This play from 1608, later in Shakespeare’s career, belongs to a group of Roman plays. When Shakespeare wanted to address dangerous issues, he often turned to Rome as a setting rather than risk setting the action in England. Amongst the Roman plays are Titus Andronicus, Julius Caesar, Antony and Cleopatra, Coriolanus, and Timon of Athens; some critics include Troilus and Cressida, a play set during the Trojan War. All except Tro are tragedies.

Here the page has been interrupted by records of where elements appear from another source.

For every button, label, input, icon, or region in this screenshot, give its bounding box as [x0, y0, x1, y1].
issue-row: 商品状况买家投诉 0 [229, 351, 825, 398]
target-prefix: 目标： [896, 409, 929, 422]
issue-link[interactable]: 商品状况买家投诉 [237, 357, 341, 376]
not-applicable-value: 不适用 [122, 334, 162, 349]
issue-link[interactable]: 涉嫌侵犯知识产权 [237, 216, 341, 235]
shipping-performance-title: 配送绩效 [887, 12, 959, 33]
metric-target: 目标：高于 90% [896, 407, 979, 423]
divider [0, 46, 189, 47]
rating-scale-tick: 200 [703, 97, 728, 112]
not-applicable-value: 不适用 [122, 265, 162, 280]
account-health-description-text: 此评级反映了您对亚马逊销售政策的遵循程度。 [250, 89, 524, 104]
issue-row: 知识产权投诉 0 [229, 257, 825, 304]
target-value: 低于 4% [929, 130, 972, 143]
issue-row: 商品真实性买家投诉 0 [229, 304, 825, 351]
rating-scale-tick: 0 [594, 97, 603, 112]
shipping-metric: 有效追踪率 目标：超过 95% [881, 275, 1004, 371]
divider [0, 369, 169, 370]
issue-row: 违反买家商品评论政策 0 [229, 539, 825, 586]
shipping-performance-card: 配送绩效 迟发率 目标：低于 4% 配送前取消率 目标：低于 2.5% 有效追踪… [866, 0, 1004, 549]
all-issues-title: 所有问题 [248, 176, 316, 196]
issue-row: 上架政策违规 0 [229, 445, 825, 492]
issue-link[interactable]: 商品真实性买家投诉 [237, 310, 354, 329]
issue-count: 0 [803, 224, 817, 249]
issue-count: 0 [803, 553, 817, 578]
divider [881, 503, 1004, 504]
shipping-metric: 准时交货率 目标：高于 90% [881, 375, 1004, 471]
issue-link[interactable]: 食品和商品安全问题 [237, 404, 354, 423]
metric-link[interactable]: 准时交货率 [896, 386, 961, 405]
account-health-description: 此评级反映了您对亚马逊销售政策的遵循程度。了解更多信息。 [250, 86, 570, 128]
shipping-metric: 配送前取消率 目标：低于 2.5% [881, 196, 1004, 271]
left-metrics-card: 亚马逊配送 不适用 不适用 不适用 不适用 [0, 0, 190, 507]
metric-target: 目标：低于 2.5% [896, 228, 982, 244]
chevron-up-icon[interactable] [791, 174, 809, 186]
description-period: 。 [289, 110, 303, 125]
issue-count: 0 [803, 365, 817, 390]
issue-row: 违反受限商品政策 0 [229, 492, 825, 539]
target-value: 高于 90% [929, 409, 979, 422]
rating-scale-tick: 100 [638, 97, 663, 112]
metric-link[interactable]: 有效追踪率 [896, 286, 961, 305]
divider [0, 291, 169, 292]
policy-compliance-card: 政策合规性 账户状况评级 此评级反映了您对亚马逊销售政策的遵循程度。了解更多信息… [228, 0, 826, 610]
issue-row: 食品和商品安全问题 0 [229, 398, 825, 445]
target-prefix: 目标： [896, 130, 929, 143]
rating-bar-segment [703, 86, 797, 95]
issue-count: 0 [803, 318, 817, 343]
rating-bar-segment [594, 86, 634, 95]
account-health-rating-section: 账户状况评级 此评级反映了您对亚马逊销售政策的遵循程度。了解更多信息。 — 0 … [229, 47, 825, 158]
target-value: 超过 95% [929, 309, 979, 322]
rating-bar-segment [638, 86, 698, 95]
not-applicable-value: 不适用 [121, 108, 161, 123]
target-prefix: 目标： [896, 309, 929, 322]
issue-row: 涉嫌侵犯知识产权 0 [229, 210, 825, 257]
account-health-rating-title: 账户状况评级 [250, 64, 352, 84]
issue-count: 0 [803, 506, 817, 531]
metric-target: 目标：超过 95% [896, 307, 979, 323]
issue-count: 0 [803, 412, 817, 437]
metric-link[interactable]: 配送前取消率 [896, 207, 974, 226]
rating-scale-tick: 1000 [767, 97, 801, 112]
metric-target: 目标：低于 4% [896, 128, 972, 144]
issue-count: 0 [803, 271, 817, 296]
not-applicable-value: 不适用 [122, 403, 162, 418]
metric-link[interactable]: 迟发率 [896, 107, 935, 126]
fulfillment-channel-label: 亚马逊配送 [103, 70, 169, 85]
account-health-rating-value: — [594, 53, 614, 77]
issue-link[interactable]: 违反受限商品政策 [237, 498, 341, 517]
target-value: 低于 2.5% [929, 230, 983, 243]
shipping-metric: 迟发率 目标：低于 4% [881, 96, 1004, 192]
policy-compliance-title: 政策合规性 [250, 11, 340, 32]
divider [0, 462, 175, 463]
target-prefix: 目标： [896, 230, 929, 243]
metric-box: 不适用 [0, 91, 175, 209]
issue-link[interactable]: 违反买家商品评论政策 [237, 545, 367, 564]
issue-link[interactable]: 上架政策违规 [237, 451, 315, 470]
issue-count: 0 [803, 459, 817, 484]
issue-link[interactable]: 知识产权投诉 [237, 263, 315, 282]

Please note the shifts from verse to prose.
Cor explore such themes as these:
- a man untrue to his nature cannot succeed
- many of us see things as black or white while pretending to see and value grays
- few of us value and can balance the importance of both words and deeds
- we should never trust the rabble--a few words of demagoguery will easily sway ordinary citizens
- t is rarely safe and good to say precisely what one thinks
- a mother who breeds her son solely for soldiering may create a monster
- Volumnia derives much of her character from Spartan ideals of motherhood
- we define traitor and treachery in more than one way
- a great warrior may lack compassion for both cowards and those of only ordinary courage
- remember that Britons claimed descent from Brut, a Roman descended from Aeneas, a Trojan we see parallels between Achilleus in The Iliad, Turnus in The Aeneid, and both C M Coriolanus and Tullus Aufidius in our play; where in this play lie the parallels to Hektor of The Iliad and Aeneas of The Aeneid?